February 26, 2020 12:00 PM at Harvard Law School
In the fifteen years since the United States Supreme Court referred to developmental science in ruling the death penalty unconstitutional for juveniles in Roper v. Simmons, state and federal courts have seen a wave of neuroscience-informed juvenile justice litigation. Advocates have come to see neuroscience as a powerful tool, and the Supreme Court has cited to neuroscience research in subsequent cases further restricting harsh punishments for juveniles in Graham v. Florida and Miller v. Alabama.
But the full potential of neuroscience in juvenile justice has yet to be reached. Advances in neuroscientific understanding of the developing brain, including development in emerging adulthood from ages 18 to 25, are only beginning to enter legal cases. Moreover, advocates are recognizing that to make a more direct and profound impact, group-averaged neuroscience evidence must be complemented by individualized clinical assessments. This panel will discuss scientific and legal developments, and the new innovations they suggest at the intersection of neuroscience and juvenile justice.

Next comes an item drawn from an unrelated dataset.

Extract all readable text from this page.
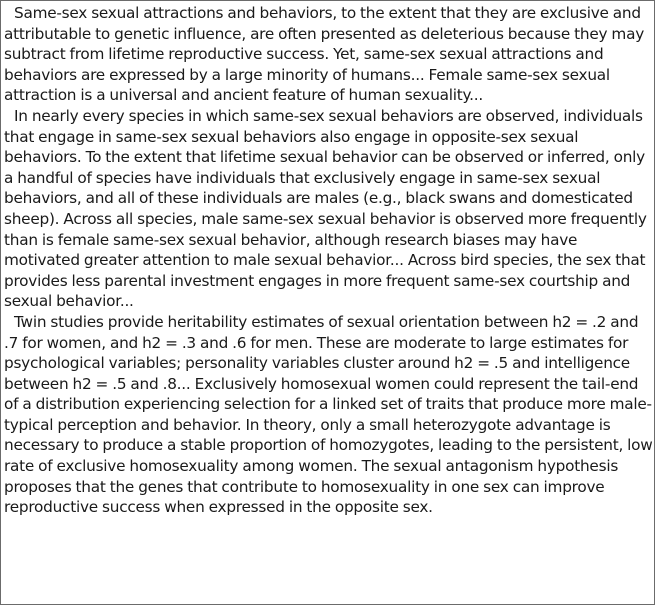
Same-sex sexual attractions and behaviors, to the extent that they are exclusive and attributable to genetic influence, are often presented as deleterious because they may subtract from lifetime reproductive success. Yet, same-sex sexual attractions and behaviors are expressed by a large minority of humans... Female same-sex sexual attraction is a universal and ancient feature of human sexuality...

In nearly every species in which same-sex sexual behaviors are observed, individuals that engage in same-sex sexual behaviors also engage in opposite-sex sexual behaviors. To the extent that lifetime sexual behavior can be observed or inferred, only a handful of species have individuals that exclusively engage in same-sex sexual behaviors, and all of these individuals are males (e.g., black swans and domesticated sheep). Across all species, male same-sex sexual behavior is observed more frequently than is female same-sex sexual behavior, although research biases may have motivated greater attention to male sexual behavior... Across bird species, the sex that provides less parental investment engages in more frequent same-sex courtship and sexual behavior...

Twin studies provide heritability estimates of sexual orientation between h2 = .2 and .7 for women, and h2 = .3 and .6 for men. These are moderate to large estimates for psychological variables; personality variables cluster around h2 = .5 and intelligence between h2 = .5 and .8... Exclusively homosexual women could represent the tail-end of a distribution experiencing selection for a linked set of traits that produce more male-typical perception and behavior. In theory, only a small heterozygote advantage is necessary to produce a stable proportion of homozygotes, leading to the persistent, low rate of exclusive homosexuality among women. The sexual antagonism hypothesis proposes that the genes that contribute to homosexuality in one sex can improve reproductive success when expressed in the opposite sex.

- Robert Kinscherff, Faculty, Doctoral Program in Clinical Psychology and Associate Vice President for Community Engagement, William James College; Associate Managing Director, Center for Law, Brain, and Behavior, Massachusetts General Hospital
- Marsha Levick, Chief Legal Officer and co-founder of Juvenile Law Center
- Leah Somerville, Professor of Psychology and Director of Graduate Studies in Psychology, Harvard University and faculty, Center for Brain Science
Part of the Project on Law and Applied Neuroscience, a collaboration between the Center for Law, Brain & Behavior at Massachusetts General Hospital and the Petrie-Flom Center for Health Law Policy, Biotechnology, and Bioethics at Harvard Law School.